Few of us can say where we were when we first experienced Russia’s 2016 cyber-attack on the United States. It was an attack that was not intended to be seen, and it was just as successful as 9/11. Indeed, there are those to this day who deny that the attack even happened.
The 9/11 attack killed over 3,000 people and left a smoldering hole in the ground in downtown Manhattan.
The Russian cyber-attack – still in progress – has killed our civility to one another and left a smoldering hole in our democracy. Many of us can still see the black smoke rising daily from the Oval Office, ignored by a Republican-led Congress that nervously whistles and looks the other way.
But we often fail to notice the smoke emanating from each of us.
Putin’s attack was meant to divide America, to sow chaos, and ultimately bring down the nation that he holds most responsible for the humiliating collapse of his own then-much-larger nation – the USSR – in 1991. To the degree that we turn on each other, shun friends, demonize and belittle those on the “other side” of the Trump divide, we are doing exactly what Putin would like to see.

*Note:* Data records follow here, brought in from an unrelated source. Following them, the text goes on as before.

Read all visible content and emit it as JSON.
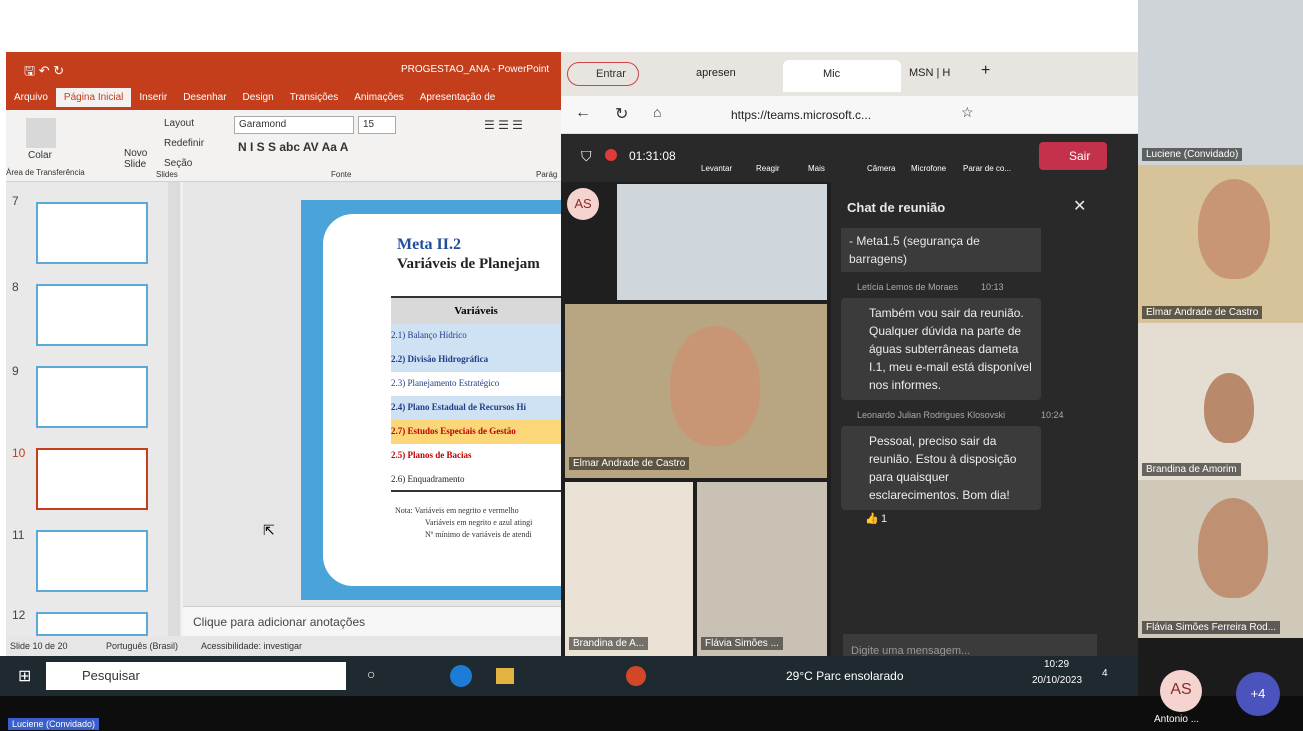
{
  "powerpoint": {
    "title": "PROGESTAO_ANA - PowerPoint",
    "tabs": [
      "Arquivo",
      "Página Inicial",
      "Inserir",
      "Desenhar",
      "Design",
      "Transições",
      "Animações",
      "Apresentação de"
    ],
    "ribbon": {
      "paste": "Colar",
      "clipboard": "Área de Transferência",
      "new_slide": "Novo Slide",
      "layout": "Layout",
      "reset": "Redefinir",
      "section": "Seção",
      "slides_group": "Slides",
      "font_name": "Garamond",
      "font_size": "15",
      "font_group": "Fonte",
      "paragraph_group": "Parág"
    },
    "thumb_numbers": [
      "7",
      "8",
      "9",
      "10",
      "11",
      "12"
    ],
    "slide": {
      "heading": "Meta II.2",
      "subheading": "Variáveis de Planejam",
      "table_header": "Variáveis",
      "rows": [
        "2.1) Balanço Hídrico",
        "2.2) Divisão Hidrográfica",
        "2.3) Planejamento Estratégico",
        "2.4) Plano Estadual de Recursos Hí",
        "2.7) Estudos Especiais de Gestão",
        "2.5) Planos de Bacias",
        "2.6) Enquadramento"
      ],
      "note1": "Nota: Variáveis em negrito e vermelho",
      "note2": "Variáveis em negrito e azul atingi",
      "note3": "Nº mínimo de variáveis de atendi"
    },
    "notes_placeholder": "Clique para adicionar anotações",
    "status": {
      "slide": "Slide 10 de 20",
      "lang": "Português (Brasil)",
      "a11y": "Acessibilidade: investigar"
    }
  },
  "browser": {
    "profile": "Entrar",
    "tabs": [
      "apresen",
      "Mic",
      "MSN | H"
    ],
    "url": "https://teams.microsoft.c..."
  },
  "teams": {
    "timer": "01:31:08",
    "buttons": [
      "Levantar",
      "Reagir",
      "Mais",
      "Câmera",
      "Microfone",
      "Parar de co..."
    ],
    "leave": "Sair",
    "avatar": "AS",
    "video_names": [
      "Elmar Andrade de Castro",
      "Brandina de A...",
      "Flávia Simões ..."
    ],
    "chat": {
      "title": "Chat de reunião",
      "top_msg": "- Meta1.5 (segurança de barragens)",
      "messages": [
        {
          "author": "Letícia Lemos de Moraes",
          "time": "10:13",
          "text": "Também vou sair da reunião. Qualquer dúvida na parte de águas subterrâneas dameta I.1, meu e-mail está disponível nos informes."
        },
        {
          "author": "Leonardo Julian Rodrigues Klosovski",
          "time": "10:24",
          "text": "Pessoal, preciso sair da reunião. Estou à disposição para quaisquer esclarecimentos. Bom dia!"
        }
      ],
      "reaction": "1",
      "placeholder": "Digite uma mensagem..."
    }
  },
  "taskbar": {
    "search": "Pesquisar",
    "weather": "29°C  Parc ensolarado",
    "time": "10:29",
    "date": "20/10/2023",
    "notif": "4"
  },
  "participants": [
    {
      "name": "Luciene (Convidado)"
    },
    {
      "name": "Elmar Andrade de Castro"
    },
    {
      "name": "Brandina de Amorim"
    },
    {
      "name": "Flávia Simões Ferreira Rod..."
    }
  ],
  "bottom": {
    "label": "Luciene (Convidado)",
    "avatar": "AS",
    "avatar_name": "Antonio ...",
    "more": "+4"
  }
}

For a brief time after 9/11, an America that had been in deep disagreement over Bush Administration policies came together against a common foe. Today, many of us see a portion of our fellow Americans as the common foe. Trump supporters view “snowflakes” as naïve, blissfully or willfully unaware of the hardships of many, and too brainwashed to see how the Deep State is trying to bring down one of the greatest Presidents in history. Those who oppose Trump view his supporters as ignorant, racist, and/or uninformed, and too brainwashed to see the imminent threat to our nation posed by a corrupt, lying, divisive, mentally unstable, and woefully incompetent President.
These views are solidified daily by our choices of news, social media, and interpersonal interactions, all of which reinforce one of two widespread but wildly different realities. Ongoing reinforcement of these realities makes mending the divide nearly impossible.
Today as we reflect on 9/11, we can honor those lost by reminding ourselves that we are all Americans, that our new attacker’s main goal is to see us divided and to watch our nation devour itself from the inside. A reconciliation between the two sides of our nation may not be realistic at the moment.
However, we can each commit to learning more about each other’s perspectives and “facts,” and trying to understand them – not agree with them, just understand them. This is a decision as personal and intimate as the Russian cyber-attack was. We can counter the effects of that ongoing attack by occasionally tuning in to news sources that we consider bogus and trying to put ourselves in the shoes of someone who believes what is being said there. Again, the goal is not to agree, but to understand. We can also commit to learning more about our common adversary, Vladimir Putin.
At some point, the Trump Presidency will be over. Then we will be left with ourselves.